Showing posts with label craze. Show all posts
Showing posts with label craze. Show all posts

29 August 2013

VENUS

my evenings in summer. I couldn't smoke at Kari's when I lived there so I found the clubhouse. when I'd ask people if they wanted to come there they'd say yes and we'd zigzag sharp upthe hill through the sages and past mellow pink & graygreen donkeytail succulents and we'd wedge our ankles into seats to prop us on, and they'd say, I thought there would be an actual house, here. I loved it at sunset 10:30 at the tip of summer mountain standard time, when up & to the right there'd be glowing venus. I can do anything I want to now, here, so I sit on the balcony in the trunk of summer at sunset around 8:07 central standard time and up to the right there, thar she glows. familiar as ever. if I were in Idaho still I might lament that the trunk of summer radiates nervously, that days shorten at not my wanting, for I've no doubt the same sun sets there, too. I share a timezone with you. doesn't that craze me? meaning makes me crazy. I'll always think of the sultry air surrounding me at this moment, forever I know it. I might not ever quit at saying so. time changes, my zoning mutates. but I've my forever promises & my familiar footholds in any muting sky of summernight. I'll die with some imprint of a silhouetted palm behind eyelid quakes.
there be no doubt in that.

18 June 2013

ammmn't, anymore

one pack a day on some summer night! I am sorry I tried that, I have hundreds of unfinished paragraphs. what day is it, even? trying to count in evens. I think we're at 45. all of my relationships are mountains. I don't like some of your names. I like mine own. a bull charging at me, charge me.
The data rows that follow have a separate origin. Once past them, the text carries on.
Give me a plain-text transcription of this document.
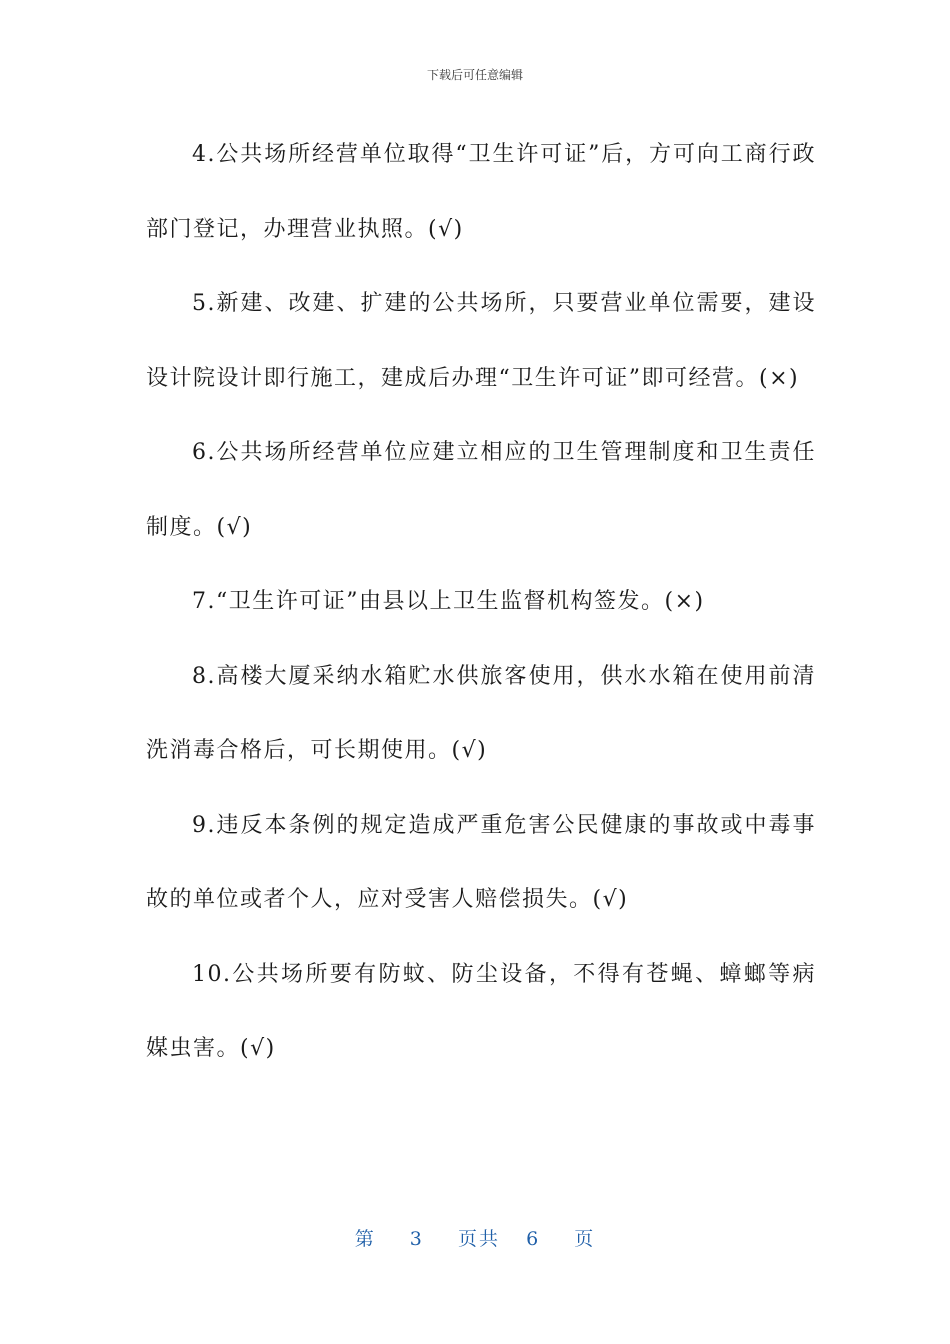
下载后可任意编辑

4.公共场所经营单位取得“卫生许可证”后，方可向工商行政部门登记，办理营业执照。(√)

5.新建、改建、扩建的公共场所，只要营业单位需要，建设设计院设计即行施工，建成后办理“卫生许可证”即可经营。(×)

6.公共场所经营单位应建立相应的卫生管理制度和卫生责任制度。(√)

7.“卫生许可证”由县以上卫生监督机构签发。(×)

8.高楼大厦采纳水箱贮水供旅客使用，供水水箱在使用前清洗消毒合格后，可长期使用。(√)

9.违反本条例的规定造成严重危害公民健康的事故或中毒事故的单位或者个人，应对受害人赔偿损失。(√)

10.公共场所要有防蚊、防尘设备，不得有苍蝇、蟑螂等病媒虫害。(√)

第 3 页共 6 页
I slept with the one who broke my heart for years. I was a whole person, again and I thought I'd never be. I said inside voiced, I guess you'll own me forever. I would do anything you say. I would move to chicago instantly at your urge. ready to be destroyed again. but of course, I am bigger than I thought. big enough to brush away memory shines, pull out the splinters. lamenting at seven whole years passed. you're not a matter-to-me, I'm glad I'm on the internet where you'd never think to look for me. I'm alright with your living, our earlymorning why not. I didn't tell you anything, and you faded like time makes. my hair still grows, I still sustain a body. the craze wanders, dissipates. but we must have known when we started, again. smoke a pack to your face and die of young too-much, much too young.